Search code examples
phppreg-matchquotes

PHP preg_match - capturing attributes that use either double or single quotes


I have a regular expression that looks into HTML files and finds elements based off if they match a regular expression I pass in. One main thing that determines if the element is matched is what the id is. The id has to be some special characters that I decided to use. The problem is, I know that some people will use either double OR single quotes when writing ids in HTML. I want to be able to catch either case. So my regular expression is this:

preg_match('@(<)([^\s]*).*(id)\s*=\s*["|\']{{ALViewElement_'.$viewElement.'}}["|\'][^/]*?(>)@i', $viewFile, $elementMatches, PREG_OFFSET_CAPTURE)

Close to the middle you'll see where I have id. After the equals sign I have ["|\'] and then at the end I have the same thing for the closing quote.

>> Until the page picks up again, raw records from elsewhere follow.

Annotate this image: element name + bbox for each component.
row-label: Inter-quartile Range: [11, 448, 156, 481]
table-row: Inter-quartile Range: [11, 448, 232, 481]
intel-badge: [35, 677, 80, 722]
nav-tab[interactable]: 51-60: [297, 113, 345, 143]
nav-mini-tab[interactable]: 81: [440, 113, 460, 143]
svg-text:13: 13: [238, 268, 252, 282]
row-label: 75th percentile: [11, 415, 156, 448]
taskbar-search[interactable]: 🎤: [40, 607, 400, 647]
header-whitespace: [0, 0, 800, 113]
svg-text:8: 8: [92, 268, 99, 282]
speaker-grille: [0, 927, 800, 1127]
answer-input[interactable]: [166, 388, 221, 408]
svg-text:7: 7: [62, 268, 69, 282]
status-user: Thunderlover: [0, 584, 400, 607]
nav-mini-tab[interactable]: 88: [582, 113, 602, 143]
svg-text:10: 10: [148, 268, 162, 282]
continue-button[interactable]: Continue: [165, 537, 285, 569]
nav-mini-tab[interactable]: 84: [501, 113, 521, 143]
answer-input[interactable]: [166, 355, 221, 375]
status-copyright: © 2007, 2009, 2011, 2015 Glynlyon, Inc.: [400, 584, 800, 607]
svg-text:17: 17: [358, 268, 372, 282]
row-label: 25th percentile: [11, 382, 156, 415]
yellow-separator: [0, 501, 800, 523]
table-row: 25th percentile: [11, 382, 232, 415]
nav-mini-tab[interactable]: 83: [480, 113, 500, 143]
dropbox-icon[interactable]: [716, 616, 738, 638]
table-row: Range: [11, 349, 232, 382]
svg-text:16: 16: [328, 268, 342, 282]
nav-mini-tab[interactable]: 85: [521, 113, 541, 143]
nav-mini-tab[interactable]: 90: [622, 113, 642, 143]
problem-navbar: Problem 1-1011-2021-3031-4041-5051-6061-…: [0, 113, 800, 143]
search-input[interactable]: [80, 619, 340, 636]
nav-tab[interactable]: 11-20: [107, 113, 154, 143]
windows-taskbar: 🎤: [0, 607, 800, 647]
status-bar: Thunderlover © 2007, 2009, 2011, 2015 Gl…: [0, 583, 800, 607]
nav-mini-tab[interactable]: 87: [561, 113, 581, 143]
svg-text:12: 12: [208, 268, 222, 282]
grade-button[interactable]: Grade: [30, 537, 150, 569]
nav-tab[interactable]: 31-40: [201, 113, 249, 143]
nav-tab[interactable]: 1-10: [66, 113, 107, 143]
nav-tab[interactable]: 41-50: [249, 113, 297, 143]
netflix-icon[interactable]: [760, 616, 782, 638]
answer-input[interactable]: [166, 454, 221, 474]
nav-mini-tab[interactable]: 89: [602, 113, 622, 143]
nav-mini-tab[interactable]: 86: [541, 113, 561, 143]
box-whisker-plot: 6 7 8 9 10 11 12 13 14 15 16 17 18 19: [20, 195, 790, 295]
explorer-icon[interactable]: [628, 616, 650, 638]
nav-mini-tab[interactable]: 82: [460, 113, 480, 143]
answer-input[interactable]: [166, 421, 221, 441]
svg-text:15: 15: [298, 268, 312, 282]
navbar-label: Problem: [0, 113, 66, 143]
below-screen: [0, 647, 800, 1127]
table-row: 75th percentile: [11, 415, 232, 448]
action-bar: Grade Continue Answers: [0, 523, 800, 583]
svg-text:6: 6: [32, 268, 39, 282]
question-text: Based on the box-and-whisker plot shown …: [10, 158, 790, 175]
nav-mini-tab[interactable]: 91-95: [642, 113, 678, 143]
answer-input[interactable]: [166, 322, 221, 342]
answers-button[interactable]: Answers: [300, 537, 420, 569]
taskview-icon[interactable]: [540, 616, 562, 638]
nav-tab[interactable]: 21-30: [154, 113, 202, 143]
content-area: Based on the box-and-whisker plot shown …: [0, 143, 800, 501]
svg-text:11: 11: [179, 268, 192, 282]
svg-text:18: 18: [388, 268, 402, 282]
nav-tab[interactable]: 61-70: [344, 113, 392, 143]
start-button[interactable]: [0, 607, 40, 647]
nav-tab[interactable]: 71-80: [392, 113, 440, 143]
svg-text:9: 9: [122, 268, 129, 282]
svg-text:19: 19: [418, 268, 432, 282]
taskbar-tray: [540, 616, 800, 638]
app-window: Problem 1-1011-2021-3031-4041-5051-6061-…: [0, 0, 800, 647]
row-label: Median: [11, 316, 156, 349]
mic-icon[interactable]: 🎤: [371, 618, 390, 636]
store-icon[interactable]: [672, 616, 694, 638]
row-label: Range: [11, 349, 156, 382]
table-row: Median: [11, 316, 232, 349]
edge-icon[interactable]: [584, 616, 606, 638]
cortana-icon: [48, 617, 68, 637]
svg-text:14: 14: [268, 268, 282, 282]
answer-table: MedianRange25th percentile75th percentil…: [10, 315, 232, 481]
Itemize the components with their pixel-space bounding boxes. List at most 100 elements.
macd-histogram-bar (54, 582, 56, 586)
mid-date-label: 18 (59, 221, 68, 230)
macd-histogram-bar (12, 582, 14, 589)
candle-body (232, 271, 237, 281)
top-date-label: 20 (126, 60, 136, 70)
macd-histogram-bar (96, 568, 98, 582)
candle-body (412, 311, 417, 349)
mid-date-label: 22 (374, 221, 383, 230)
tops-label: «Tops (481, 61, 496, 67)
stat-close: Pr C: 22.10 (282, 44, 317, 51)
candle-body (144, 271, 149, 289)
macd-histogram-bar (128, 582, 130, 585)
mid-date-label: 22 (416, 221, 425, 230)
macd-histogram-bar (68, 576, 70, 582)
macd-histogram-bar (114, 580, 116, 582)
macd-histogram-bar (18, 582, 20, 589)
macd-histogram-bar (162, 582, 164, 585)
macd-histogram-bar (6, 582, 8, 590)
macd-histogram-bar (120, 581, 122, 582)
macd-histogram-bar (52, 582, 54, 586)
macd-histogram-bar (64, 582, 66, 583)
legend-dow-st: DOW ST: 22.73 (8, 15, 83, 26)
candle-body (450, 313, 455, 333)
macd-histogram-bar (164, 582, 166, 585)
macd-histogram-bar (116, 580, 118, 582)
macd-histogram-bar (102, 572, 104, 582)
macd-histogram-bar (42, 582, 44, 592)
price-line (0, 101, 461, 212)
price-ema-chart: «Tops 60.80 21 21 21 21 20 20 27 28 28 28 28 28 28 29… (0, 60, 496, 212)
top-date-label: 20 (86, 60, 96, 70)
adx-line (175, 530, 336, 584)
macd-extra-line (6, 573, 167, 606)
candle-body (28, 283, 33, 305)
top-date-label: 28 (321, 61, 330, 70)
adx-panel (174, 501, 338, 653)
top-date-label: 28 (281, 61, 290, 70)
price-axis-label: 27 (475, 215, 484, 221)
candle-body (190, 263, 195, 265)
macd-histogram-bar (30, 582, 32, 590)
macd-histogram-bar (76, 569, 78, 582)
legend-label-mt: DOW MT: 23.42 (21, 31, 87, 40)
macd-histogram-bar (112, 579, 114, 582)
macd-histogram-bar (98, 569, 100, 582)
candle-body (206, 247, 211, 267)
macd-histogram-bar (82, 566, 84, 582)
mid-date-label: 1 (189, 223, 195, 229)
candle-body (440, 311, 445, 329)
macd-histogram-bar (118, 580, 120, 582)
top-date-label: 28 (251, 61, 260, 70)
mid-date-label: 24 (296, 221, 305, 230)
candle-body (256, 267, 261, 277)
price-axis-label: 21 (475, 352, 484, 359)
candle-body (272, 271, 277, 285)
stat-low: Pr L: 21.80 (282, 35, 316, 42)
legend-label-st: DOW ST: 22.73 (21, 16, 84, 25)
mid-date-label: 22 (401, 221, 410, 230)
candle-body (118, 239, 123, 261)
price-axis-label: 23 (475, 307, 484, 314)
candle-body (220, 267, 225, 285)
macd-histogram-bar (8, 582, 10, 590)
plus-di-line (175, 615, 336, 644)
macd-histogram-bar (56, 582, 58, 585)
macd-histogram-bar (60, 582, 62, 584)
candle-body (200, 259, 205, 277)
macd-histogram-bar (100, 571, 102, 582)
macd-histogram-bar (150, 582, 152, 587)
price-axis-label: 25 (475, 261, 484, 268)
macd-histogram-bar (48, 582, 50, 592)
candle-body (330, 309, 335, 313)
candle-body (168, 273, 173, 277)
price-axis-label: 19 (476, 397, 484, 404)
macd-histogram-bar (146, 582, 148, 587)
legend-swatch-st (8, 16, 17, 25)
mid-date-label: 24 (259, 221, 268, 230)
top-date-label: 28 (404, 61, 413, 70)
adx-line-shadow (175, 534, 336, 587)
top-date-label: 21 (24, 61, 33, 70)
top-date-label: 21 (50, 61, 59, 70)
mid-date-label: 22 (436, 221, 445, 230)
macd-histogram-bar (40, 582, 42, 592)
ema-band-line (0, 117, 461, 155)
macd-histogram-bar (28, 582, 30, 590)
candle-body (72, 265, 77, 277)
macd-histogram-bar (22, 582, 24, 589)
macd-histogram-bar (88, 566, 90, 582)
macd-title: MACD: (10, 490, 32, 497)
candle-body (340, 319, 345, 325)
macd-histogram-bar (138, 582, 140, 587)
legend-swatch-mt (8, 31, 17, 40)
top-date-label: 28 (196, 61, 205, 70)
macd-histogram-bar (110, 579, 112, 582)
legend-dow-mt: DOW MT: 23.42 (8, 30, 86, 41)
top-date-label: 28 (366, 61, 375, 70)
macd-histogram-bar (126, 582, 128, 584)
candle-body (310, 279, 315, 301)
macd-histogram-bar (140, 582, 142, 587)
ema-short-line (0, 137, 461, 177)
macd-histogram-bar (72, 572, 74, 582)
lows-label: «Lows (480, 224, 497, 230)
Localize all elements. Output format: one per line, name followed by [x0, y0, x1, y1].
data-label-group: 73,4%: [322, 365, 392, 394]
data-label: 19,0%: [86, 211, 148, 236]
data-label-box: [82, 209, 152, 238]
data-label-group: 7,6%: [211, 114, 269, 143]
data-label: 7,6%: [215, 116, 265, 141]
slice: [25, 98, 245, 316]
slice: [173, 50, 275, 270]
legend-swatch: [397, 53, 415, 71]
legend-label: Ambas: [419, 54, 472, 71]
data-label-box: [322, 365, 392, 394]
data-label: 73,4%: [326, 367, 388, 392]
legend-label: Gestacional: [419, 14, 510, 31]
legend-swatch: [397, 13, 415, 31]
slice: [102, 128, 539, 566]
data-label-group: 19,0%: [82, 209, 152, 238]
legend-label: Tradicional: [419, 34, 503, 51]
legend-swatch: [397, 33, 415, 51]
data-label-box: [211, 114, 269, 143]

If my html looks like this, I get a match:

<section  id="{{ALViewElement_resume}}" data-test="testing" >
            <!--{{RESUME_ADD_CHANGE_PIECE}}-->
            <!--{{RESUME}}-->
        </section>

However, if I use single quotes instead, it doesn't match:

<section  id='{{ALViewElement_resume}}' data-test="testing" >
            <!--{{RESUME_ADD_CHANGE_PIECE}}-->
            <!--{{RESUME}}-->
        </section>

I can't seem to figure out what's wrong with my regular expression that it won't pick up the single quotes. Any ideas?


Solution

  • I give you a general answer, then you can adapt it to your case. To match single or double quotes, the tricks are:

    1) use a backreference (\1 refer to the capture group 1):

    the simple method with a lazy quantifier:

    (["']).*?\1

    the optimised and safer method (deals with escaped quotes):

    (["'])(?>[^"']|["'](?<!\1)|(?<=\\)\1)*+\1

    2) use an alternation:

    (?>"....."|'.....')

    interesting variant with capture groups:

    (?|"...(###)..."|'...(###)...')

    and the two capture groups have the same number.

    Notice: the problem doesn't come from your pattern.